Montréal et cosmopolitisme - la vendeuse de macarons II

Vendredi le 27 juillet 2018

Les gens sont souvent élogieux lorsque vient le temps de décrire une ville qu’ils viennent de visiter pour la première fois. Surtout lorsque cette description se fait par écrit. Ce qui est tout à fait normal, puisqu’ils prennent justement le temps de structurer et de poser leurs pensées.

Dans mon cas, à défaut d’être élogieuse, je serai mystérieuse. C’est cette première impression que j’ai eu de Montréal et, même encore aujourd’hui, c’est la seule qui demeure à mon esprit.

Comment pouvait-il en être autrement ? Dès mes premiers instants je ne vécus que des surprises. Ma cousine, qui était venue à l’aéroport, m'accueillit à bras ouverts :

- Inès ! Finalement, réunies ! It has been sooooooo long !

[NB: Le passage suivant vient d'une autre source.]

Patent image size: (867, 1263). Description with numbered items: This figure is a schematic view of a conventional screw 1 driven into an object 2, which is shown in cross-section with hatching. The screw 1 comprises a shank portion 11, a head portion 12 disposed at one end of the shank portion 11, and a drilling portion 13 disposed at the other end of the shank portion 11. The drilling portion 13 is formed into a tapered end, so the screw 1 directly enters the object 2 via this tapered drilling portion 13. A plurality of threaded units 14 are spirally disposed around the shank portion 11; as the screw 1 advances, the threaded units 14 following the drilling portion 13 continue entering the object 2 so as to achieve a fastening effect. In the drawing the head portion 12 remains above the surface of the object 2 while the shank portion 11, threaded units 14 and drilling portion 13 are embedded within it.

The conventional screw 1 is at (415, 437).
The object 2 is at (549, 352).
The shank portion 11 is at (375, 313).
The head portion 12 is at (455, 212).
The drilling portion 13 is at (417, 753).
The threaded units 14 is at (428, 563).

Je ne l’avais peut-être pas vue depuis longtemps, mais son accueil m’étonna. Elle m’avait averti que dans la ville les deux langues étaient couramment parlées, détail dont je n’avais pas mesuré la pleine portée avant que mes oreilles purent en témoigner. Ce premier choc passé, je devins plus attentive et, effectivement, je remarquai que toutes les conversations autour de moi basculaient rapidement du français à l’anglais, et vice versa.

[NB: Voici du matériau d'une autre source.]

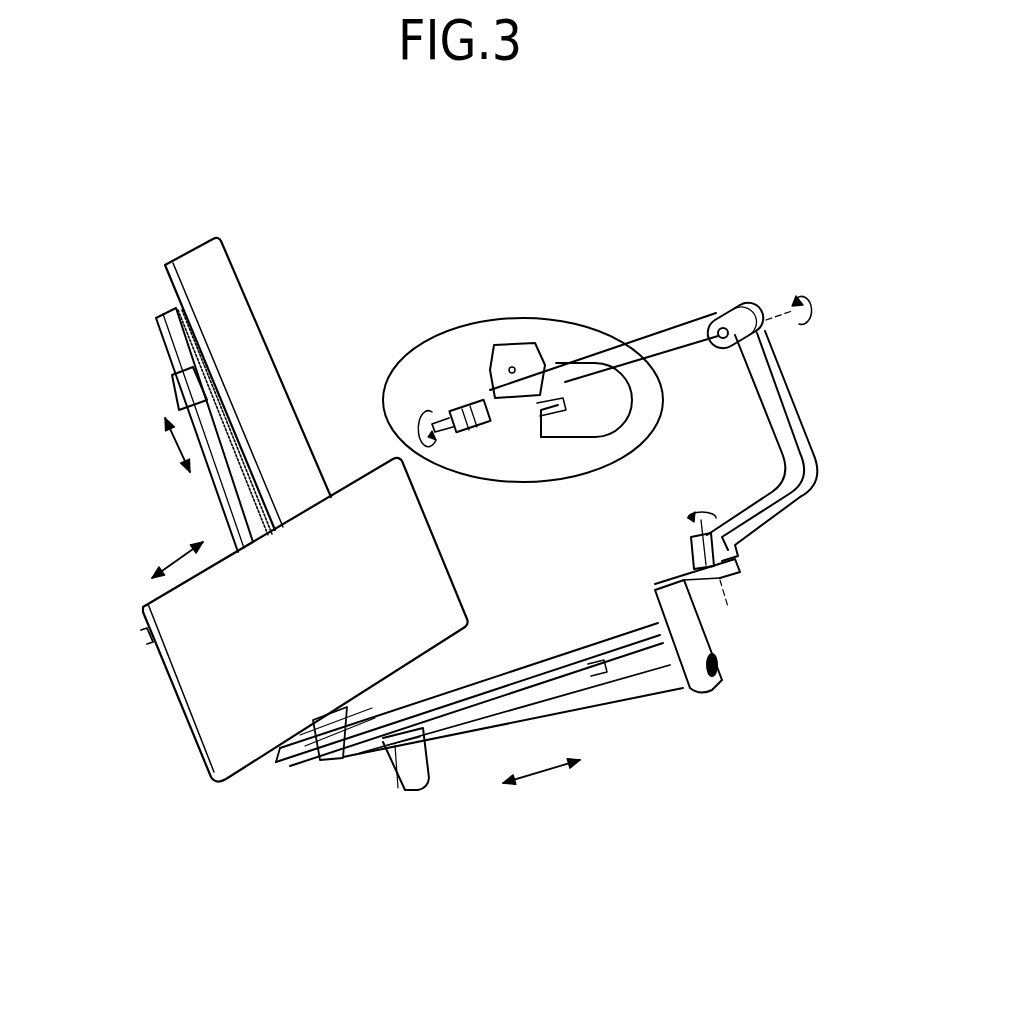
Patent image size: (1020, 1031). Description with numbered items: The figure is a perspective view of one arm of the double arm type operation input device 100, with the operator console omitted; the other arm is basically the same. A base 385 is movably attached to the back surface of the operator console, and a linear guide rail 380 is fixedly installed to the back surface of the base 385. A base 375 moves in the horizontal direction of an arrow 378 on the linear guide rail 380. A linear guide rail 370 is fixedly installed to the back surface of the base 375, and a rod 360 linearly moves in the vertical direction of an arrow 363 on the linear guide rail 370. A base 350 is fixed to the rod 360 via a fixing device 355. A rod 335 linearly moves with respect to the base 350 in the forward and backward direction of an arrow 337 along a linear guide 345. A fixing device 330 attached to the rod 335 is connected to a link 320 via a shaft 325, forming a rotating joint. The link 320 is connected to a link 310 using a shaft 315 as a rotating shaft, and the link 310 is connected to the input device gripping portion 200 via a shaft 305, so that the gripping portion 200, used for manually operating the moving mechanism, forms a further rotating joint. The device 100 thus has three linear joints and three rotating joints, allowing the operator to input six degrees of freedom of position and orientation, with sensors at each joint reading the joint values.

The operation input device 100 is at (425, 228).
The input device gripping portion 200 is at (513, 318).
The shaft 305 is at (524, 395).
The link 310 is at (657, 332).
The shaft 315 is at (717, 327).
The link 320 is at (773, 395).
The shaft 325 is at (722, 588).
The fixing device 330 is at (697, 677).
The rod 335 is at (634, 694).
The arrow 337 is at (545, 777).
The linear guide 345 is at (550, 683).
The base 350 is at (485, 680).
The fixing device 355 is at (330, 716).
The rod 360 is at (233, 492).
The arrow 363 is at (163, 447).
The linear guide rail 370 is at (213, 378).
The base 375 is at (265, 398).
The arrow 378 is at (160, 560).
The linear guide rail 380 is at (141, 645).
The base 385 is at (215, 710).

Je me rendis compte que ce n’était pas uniquement les conversations qui basculaient rapidement. En cette fin de journée de printemps, lorsque je sortis de l’aéroport, il faisait beau et relativement doux. Je n’avais probablement pas remarqué les nuages à l’horizon, mais quelques minutes après être montée dans la voiture la pluie se mit à tomber et, une demi-heure plus tard, lorsque nous arrivâmes en ville, celle-ci se transforma en neige fondante.

- Tu verras, c’est comme ça le printemps ici. Tu ne sais jamais ce qui va se passer dans le prochaine quart d’heure.

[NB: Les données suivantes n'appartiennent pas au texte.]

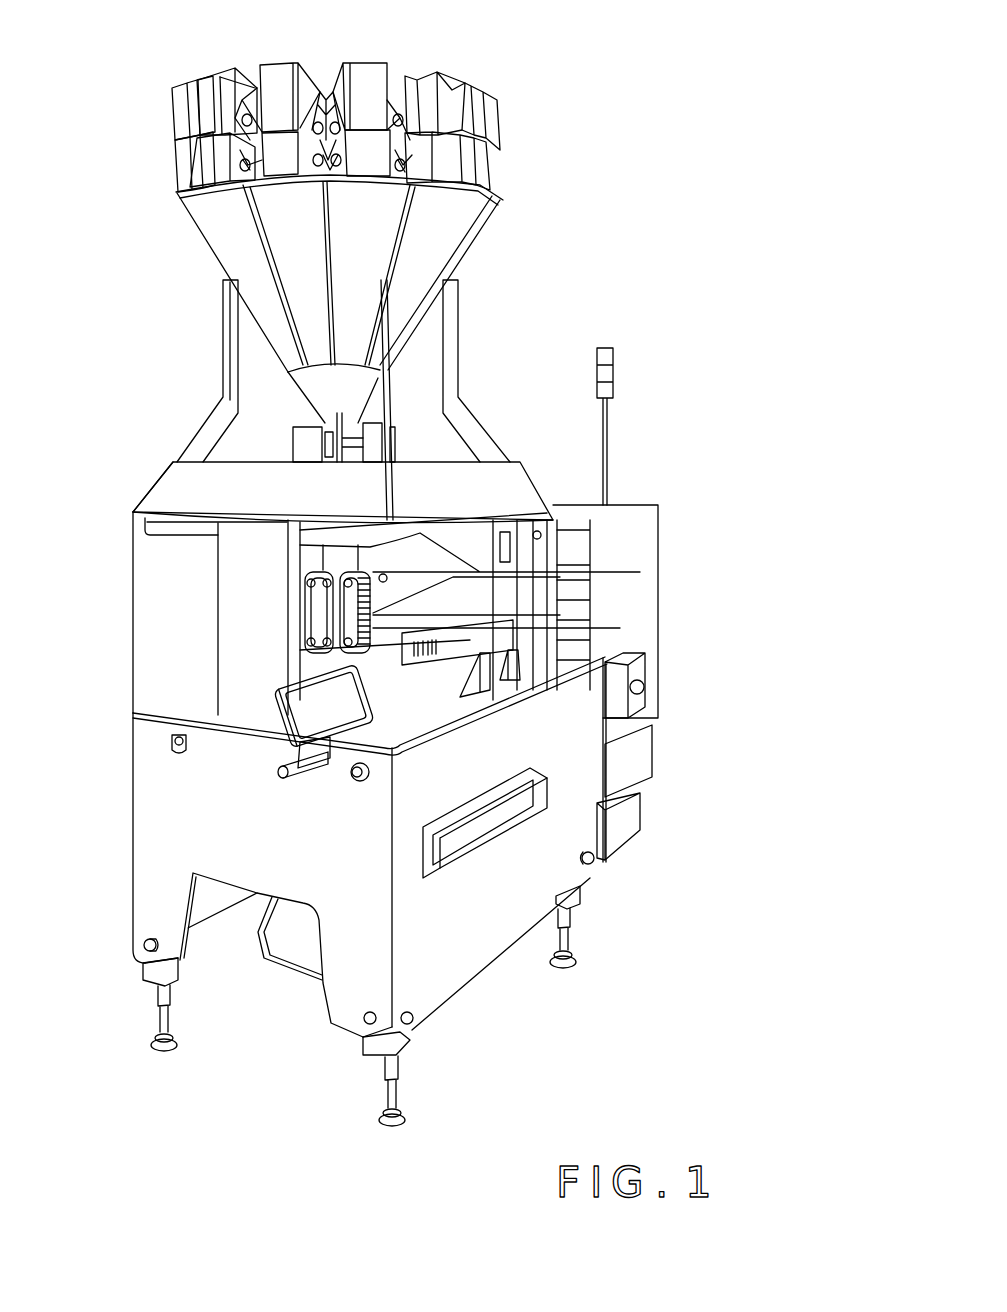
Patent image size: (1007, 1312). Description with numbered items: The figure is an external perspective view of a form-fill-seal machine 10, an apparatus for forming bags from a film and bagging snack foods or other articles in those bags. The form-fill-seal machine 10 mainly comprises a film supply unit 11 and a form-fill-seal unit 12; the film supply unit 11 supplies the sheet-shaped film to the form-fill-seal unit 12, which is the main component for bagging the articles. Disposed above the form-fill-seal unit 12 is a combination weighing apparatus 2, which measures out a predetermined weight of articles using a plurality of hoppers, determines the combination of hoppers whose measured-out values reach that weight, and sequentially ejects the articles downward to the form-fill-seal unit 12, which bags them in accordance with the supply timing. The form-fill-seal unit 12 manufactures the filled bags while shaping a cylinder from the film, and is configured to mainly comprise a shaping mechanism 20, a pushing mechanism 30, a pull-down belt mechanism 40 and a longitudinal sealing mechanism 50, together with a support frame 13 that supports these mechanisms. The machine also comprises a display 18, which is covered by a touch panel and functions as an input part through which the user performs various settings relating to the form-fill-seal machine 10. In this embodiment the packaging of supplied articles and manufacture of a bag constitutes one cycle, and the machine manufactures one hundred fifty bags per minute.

The combination weighing apparatus 2 is at (513, 108).
The pushing mechanism 30 is at (398, 444).
The shaping mechanism 20 is at (303, 556).
The pull-down belt mechanism 40 is at (290, 596).
The longitudinal sealing mechanism 50 is at (318, 628).
The display 18 is at (308, 707).
The form-fill-seal machine 10 is at (679, 792).
The film supply unit 11 is at (635, 758).
The form-fill-seal unit 12 is at (596, 834).
The support frame 13 is at (140, 975).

Tout était donc différent de ce que j’avais connu. Les rues étaient droites, perpendiculaires et parallèles entre elles, aux trottoirs bien définis ; les bâtiments, sans être une spécialiste en architecture, alternaient entre le modernisme, les vestiges anglo-saxons et ceux de la Nouvelle-France. Bien loin de ma ville de macarons ! Malgré cette apparente logique et uniformité, aucun quartier ne ressemblait à l’autre ; il suffisait que je nomme une nationalité à ma cousine et elle arrivait à me dire entre quelle rue et quelle rue se trouvait la communauté en question, et quels étaient les meilleurs restaurants pour découvrir cette culture. C’est alors que je réalisai que Montréal débordait d’activités, autant culturelles que sportives que récréationnelles. Il y en avait pour tous les genres et tous les goûts.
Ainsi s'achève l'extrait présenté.